Venezuela 2016Wenn eine Regierung in relativ schneller Abfolge umgebildet wird, ist dies in der Regel Anzeichen für eine politische Krise. Wenn in der Diplomatie Regeln gegenüber einer Regierung nicht mehr eingehalten werden – auch. Wenn die rechte Opposition ein Referendum zur Amtsenthebung haben will (und nicht auf einen sogenannten legalen Putsch zurückgreift, wie er dem Clintonschen „Modell Honduras“ entsprechend gerade in Brasilien organisiert wird) erst recht, und zudem ein Zeichen, dass sie sich stark fühlt. Wenn Demonstrationen und Plünderungen wegen Versorgungsmängeln stattfinden, glaubt niemand mehr, dass nur die Rechte demonstriert. Wenn linkere Strömungen versuchen, sich neu zu positionieren, um die Krise zu lösen und frühere Minister zuhauf Ratschläge geben – dann ist die Krise manifest, die natürlich von reaktionären Kräften aus aller Welt (und keineswegs nur von Frau Clinton) ausgenutzt wird, um das Rad zurück zu drehen. Wenn es eine heftige Debatte um die Erhöhung des Mindestlohns in den Gewerkschaften gibt, spiegelt diese auch die gesamte komplizierte Lage wieder… All das ist Venezuela 2016. Ein Ende des Chavismus – oder ein Ende der Errungenschaften, die sich die Volksbewegung erkämpft hat? Ein Ende der Linken in Südamerika – oder eine kapitalistische Offensive für billiges Menschenmaterial? Unsere ausführliche kommentierte Materialsammlung „Krise in Venezuela“ vom 14. August 2016 von Helmut Weiss ist ein Versuch, zur Klärung der Verhältnisse und der politischen Trennlinien beizutragen:

„Krise in Venezuela“

Ist die venezuelanische Krise zum Dauerzustand geworden? Zumindest seit der Wahlniederlage der bolivarianischen Bewegung Ende 2015, den allseits sichtbaren Versorgungsproblemen, die sich weiter verschärften und der Forderung und Mobilisierung der rechten Opposition für ein Abwahlreferendum gegen Präsident Maduro kann man das so sehen. Wenn die Regierung Wirtschaftskriege gegen das Land und Komplotte für die Situation verantwortlich macht, so muss man feststellen, dass sie sich, zurückhaltend gesagt, mit einem Teil der Wahrheit zufrieden gibt. Was spätestens dann gefährlich wird, wenn jede Kritik und jede Aktion als  Ergebnis rechter Bestrebungen dargestellt wird – von Protesten gegen Schlange stehen, über Streiks bis hin zu linken und Basisaktionen.

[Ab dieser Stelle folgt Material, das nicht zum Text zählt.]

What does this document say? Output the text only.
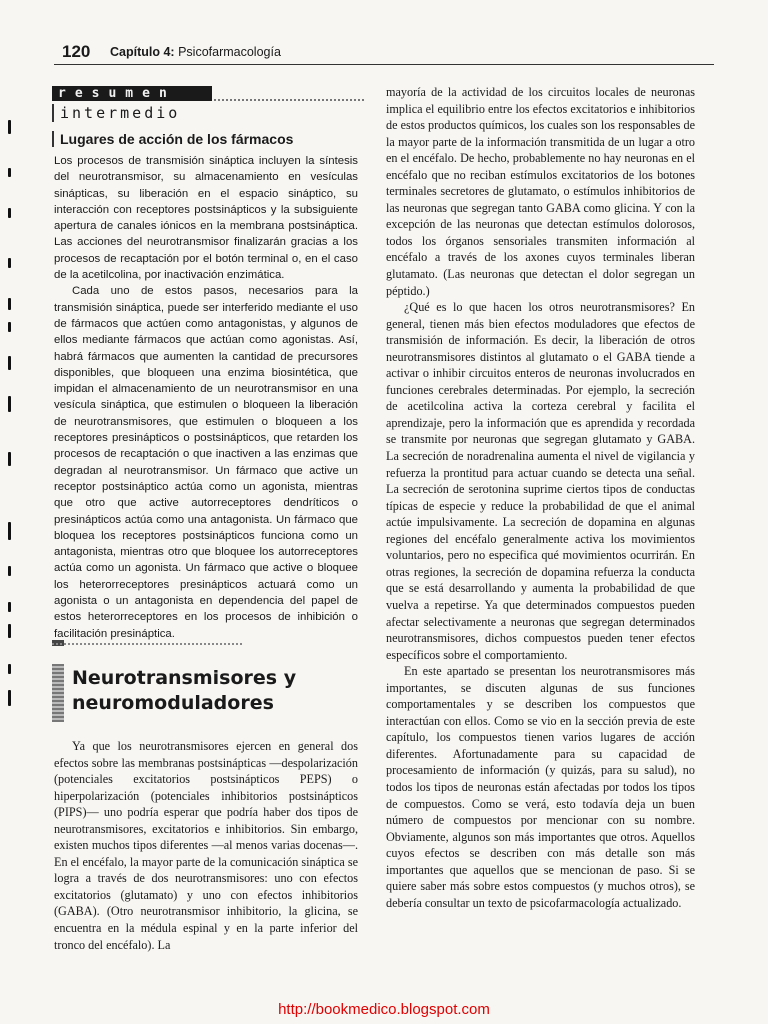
120 Capítulo 4: Psicofarmacología
resumen
intermedio
Lugares de acción de los fármacos

Los procesos de transmisión sináptica incluyen la síntesis del neurotransmisor, su almacenamiento en vesículas sinápticas, su liberación en el espacio sináptico, su interacción con receptores postsinápticos y la subsiguiente apertura de canales iónicos en la membrana postsináptica. Las acciones del neurotransmisor finalizarán gracias a los procesos de recaptación por el botón terminal o, en el caso de la acetilcolina, por inactivación enzimática.

Cada uno de estos pasos, necesarios para la transmisión sináptica, puede ser interferido mediante el uso de fármacos que actúen como antagonistas, y algunos de ellos mediante fármacos que actúan como agonistas. Así, habrá fármacos que aumenten la cantidad de precursores disponibles, que bloqueen una enzima biosintética, que impidan el almacenamiento de un neurotransmisor en una vesícula sináptica, que estimulen o bloqueen la liberación de neurotransmisores, que estimulen o bloqueen a los receptores presinápticos o postsinápticos, que retarden los procesos de recaptación o que inactiven a las enzimas que degradan al neurotransmisor. Un fármaco que active un receptor postsináptico actúa como un agonista, mientras que otro que active autorreceptores dendríticos o presinápticos actúa como una antagonista. Un fármaco que bloquea los receptores postsinápticos funciona como un antagonista, mientras otro que bloquee los autorreceptores actúa como un agonista. Un fármaco que active o bloquee los heterorreceptores presinápticos actuará como un agonista o un antagonista en dependencia del papel de estos heterorreceptores en los procesos de inhibición o facilitación presináptica.

Neurotransmisores y neuromoduladores

Ya que los neurotransmisores ejercen en general dos efectos sobre las membranas postsinápticas —despolarización (potenciales excitatorios postsinápticos PEPS) o hiperpolarización (potenciales inhibitorios postsinápticos (PIPS)— uno podría esperar que podría haber dos tipos de neurotransmisores, excitatorios e inhibitorios. Sin embargo, existen muchos tipos diferentes —al menos varias docenas—. En el encéfalo, la mayor parte de la comunicación sináptica se logra a través de dos neurotransmisores: uno con efectos excitatorios (glutamato) y uno con efectos inhibitorios (GABA). (Otro neurotransmisor inhibitorio, la glicina, se encuentra en la médula espinal y en la parte inferior del tronco del encéfalo). La

mayoría de la actividad de los circuitos locales de neuronas implica el equilibrio entre los efectos excitatorios e inhibitorios de estos productos químicos, los cuales son los responsables de la mayor parte de la información transmitida de un lugar a otro en el encéfalo. De hecho, probablemente no hay neuronas en el encéfalo que no reciban estímulos excitatorios de los botones terminales secretores de glutamato, o estímulos inhibitorios de las neuronas que segregan tanto GABA como glicina. Y con la excepción de las neuronas que detectan estímulos dolorosos, todos los órganos sensoriales transmiten información al encéfalo a través de los axones cuyos terminales liberan glutamato. (Las neuronas que detectan el dolor segregan un péptido.)

¿Qué es lo que hacen los otros neurotransmisores? En general, tienen más bien efectos moduladores que efectos de transmisión de información. Es decir, la liberación de otros neurotransmisores distintos al glutamato o el GABA tiende a activar o inhibir circuitos enteros de neuronas involucrados en funciones cerebrales determinadas. Por ejemplo, la secreción de acetilcolina activa la corteza cerebral y facilita el aprendizaje, pero la información que es aprendida y recordada se transmite por neuronas que segregan glutamato y GABA. La secreción de noradrenalina aumenta el nivel de vigilancia y refuerza la prontitud para actuar cuando se detecta una señal. La secreción de serotonina suprime ciertos tipos de conductas típicas de especie y reduce la probabilidad de que el animal actúe impulsivamente. La secreción de dopamina en algunas regiones del encéfalo generalmente activa los movimientos voluntarios, pero no especifica qué movimientos ocurrirán. En otras regiones, la secreción de dopamina refuerza la conducta que se está desarrollando y aumenta la probabilidad de que vuelva a repetirse. Ya que determinados compuestos pueden afectar selectivamente a neuronas que segregan determinados neurotransmisores, dichos compuestos pueden tener efectos específicos sobre el comportamiento.

En este apartado se presentan los neurotransmisores más importantes, se discuten algunas de sus funciones comportamentales y se describen los compuestos que interactúan con ellos. Como se vio en la sección previa de este capítulo, los compuestos tienen varios lugares de acción diferentes. Afortunadamente para su capacidad de procesamiento de información (y quizás, para su salud), no todos los tipos de neuronas están afectadas por todos los tipos de compuestos. Como se verá, esto todavía deja un buen número de compuestos por mencionar con su nombre. Obviamente, algunos son más importantes que otros. Aquellos cuyos efectos se describen con más detalle son más importantes que aquellos que se mencionan de paso. Si se quiere saber más sobre estos compuestos (y muchos otros), se debería consultar un texto de psicofarmacología actualizado.

http://bookmedico.blogspot.com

Zur wirtschaftlichen Situation des Landes 2016

„Eine andere Perspektive“ von Jacquelin Jiménez am 31. Mai 2016 bei amerika21.de externer Link (Übersetzung: Patrick Schubert) ist eine persönliche und differenzierte Bestandsaufnahme der Versorgungsprobleme in Venezuela. Darin heißt es beispielhaft: „Es fehlt jedoch keine Sorte Gemüse und genauso wenig fehlen Proteine aus Geflügel, Fleisch oder Fisch, die zum zehnfachen Wert ihres Preises vom Vorjahr angeboten werden. Das gleiche gilt für Frischkäse, Schinken und andere abgepackte Lebensmittel. Es gibt sie alle, jedoch zu SEHR hohen Preisen…Und die Regulierung der Preise? Staatsversagen beziehungsweise fehlende Sanktionsmöglichkeiten, weil diejenigen, die die Gesetze machten auch die Schlupflöcher einbauten

„Wie schlimm ist Venezuelas Krise?“ von Gabriel Hetland am 05. Juli 2016 bei amerika21.de externer Link (Übersetzung: Maren Krätzschmar) ist ein Beitrag, der Antwort auf amerikanische und europäische Medienberichte sei soll, in denen hoffnungsvoll auf einen Zusammenbruch „des Systems“ hingearbeitet wird, wozu es einleitend heißt: „Versinkt Venezuela in einem alptraumhaften Szenario, wie es diese Berichte suggerieren? Um diese Frage zu beantworten, habe ich die letzten drei Wochen damit verbracht, mit dutzenden von Menschen zu sprechen – mit Reichen und Armen, Chavistas und Oppositionellen, in Stadt und Land – quer durchs Land. Meine Untersuchung lässt wenig Zweifel daran, dass sich Venezuela in einer schweren Krise befindet. Die Inflation ist dreistellig, grundlegende Güter sind knapp, veränderte Konsumgewohnheiten lassen sich allerorts beobachten und die soziale und politische Unzufriedenheit wächst. Trotzdem stellen die Mainstream-Medien das Ausmaß der Krise verzerrt und übertrieben dar. Sie ist real und soll keinesfalls heruntergespielt werden, aber Venezuela befindet sich nicht in einem Zustand eines verheerenden Zusammenbruchs

„Asinsuopet: „Los trabajadores petroleros no tenemos poder adquisitivo para enfrentar la Inflación““ am 09. August 2016 bei aporrea externer Link ist ein Bericht über ein Pressegespräch der Gewerkschaft Asociación Sindical Nacional de Supervisores y Operadores Petroleros, Similares, Afines y Conexos (ASINSUOPET), bei dem ein vier Monate zuvor von der Gewerkschaft veröffentlichtes Manifest und die dazu gehörende Bilanz Thema waren. Das Manifest vom März war eine Anklage über den Verlust der Kaufkraft der Beschäftigten im Ölsektor gewesen – traditionell eher zu den besser verdienenden Teilen der Beschäftigten zählend. Eine Anklage aber vor allem gegen die Führung der Föderation der Ölgewerkschaften, die eine Tarifvereinbarung unterstützt hatte, die genau eine solche Absenkung bedeutete: Die Convención Colectiva Petrolera, von 2015 bis 2017 gültig. Vier Monate später sehen die oppositionellen Gewerkschafter ihre warnende Prognose bestätigt – immerhin so weit, dass auch die Föderation nunmehr Nachverhandlungen fordert für die, wie sie betonen, am schlechtesten verdienenden Ölarbeiter der Welt.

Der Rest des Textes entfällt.